Auf Zero steigt das Ehepaar gemächlich aus und schirmt Vinty und Partridge weiterhin meisterhaft ab, bis sie die glatte, glänzende Batterie der Aufzüge hinter sich gelassen haben. Als die beiden rechts abbiegen, zum Medizinischen Zentrum, zweigen Partridge und Vinty links ab, Richtung Akademie.

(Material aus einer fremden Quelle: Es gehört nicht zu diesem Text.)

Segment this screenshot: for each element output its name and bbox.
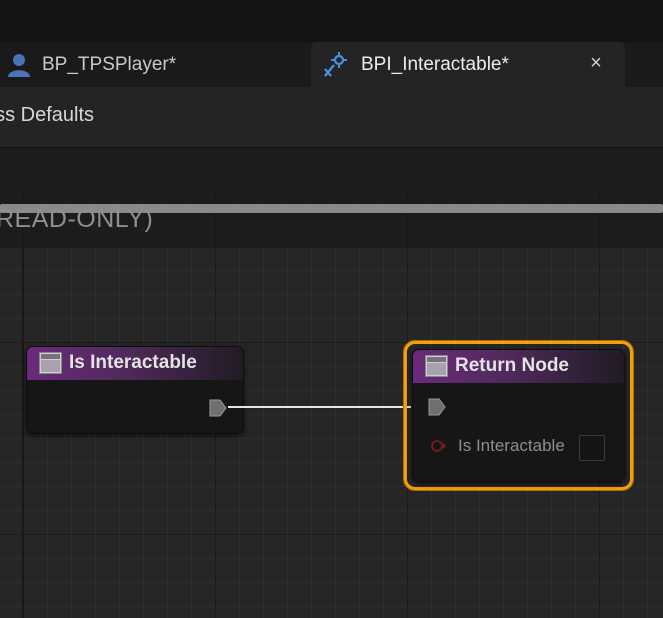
interface-icon — [321, 50, 351, 80]
node-return[interactable]: Return Node Is Interactable — [412, 349, 625, 482]
node-is-interactable[interactable]: Is Interactable — [26, 346, 244, 434]
document-tab-bar: BP_TPSPlayer* BPI_Interactable* × — [0, 42, 663, 87]
title-strip — [0, 0, 663, 42]
exec-in-pin-icon[interactable] — [428, 398, 446, 416]
node-title: Is Interactable — [69, 352, 197, 373]
graph-edge-line — [22, 248, 23, 618]
blueprint-graph[interactable]: READ-ONLY) Is Interactable Return Node I… — [0, 191, 663, 618]
tab-bp-tpsplayer[interactable]: BP_TPSPlayer* — [0, 42, 308, 87]
toolbar: ass Defaults — [0, 87, 663, 147]
tab-bpi-interactable[interactable]: BPI_Interactable* × — [311, 42, 625, 87]
graph-header: READ-ONLY) — [0, 191, 663, 248]
exec-out-pin-icon[interactable] — [209, 399, 227, 417]
param-label: Is Interactable — [458, 436, 565, 455]
function-icon — [39, 352, 62, 374]
read-only-watermark: READ-ONLY) — [0, 205, 154, 233]
exec-wire — [228, 406, 411, 408]
tab-label: BP_TPSPlayer* — [42, 53, 177, 75]
function-icon — [425, 355, 448, 377]
close-icon[interactable]: × — [585, 52, 607, 74]
class-defaults-button[interactable]: ass Defaults — [0, 104, 94, 127]
graph-tab-strip — [0, 147, 663, 191]
node-title: Return Node — [455, 355, 569, 376]
bool-pin-icon[interactable] — [431, 440, 447, 452]
person-icon — [4, 50, 34, 80]
bool-checkbox[interactable] — [579, 435, 605, 461]
tab-label: BPI_Interactable* — [361, 53, 509, 75]
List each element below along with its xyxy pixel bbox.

Die Akademie ist nur noch ein paar kurze Blöcke entfernt. Neben der Akademie und dem Medizinischen Zentrum sind auf Zero auch Farmen und Weideflächen untergebracht, Unterkünfte für Arbeiter niedrigster Klasse, Ausrüstungslager, Anlagen zur Nahrungsmittelverarbeitung und Arzneimittelproduktion, medizinische und wissenschaftliche Labors, das Hauptquartier der Sicherheitskräfte und der Zoo, die Käfigreihe . Dürfte man bis ans andere Ende der Felder laufen, würde man irgendwann auf die eigentliche Wand des Kuppelbaus treffen – auf die Mauer, die das Kapitol von der Außenwelt trennt.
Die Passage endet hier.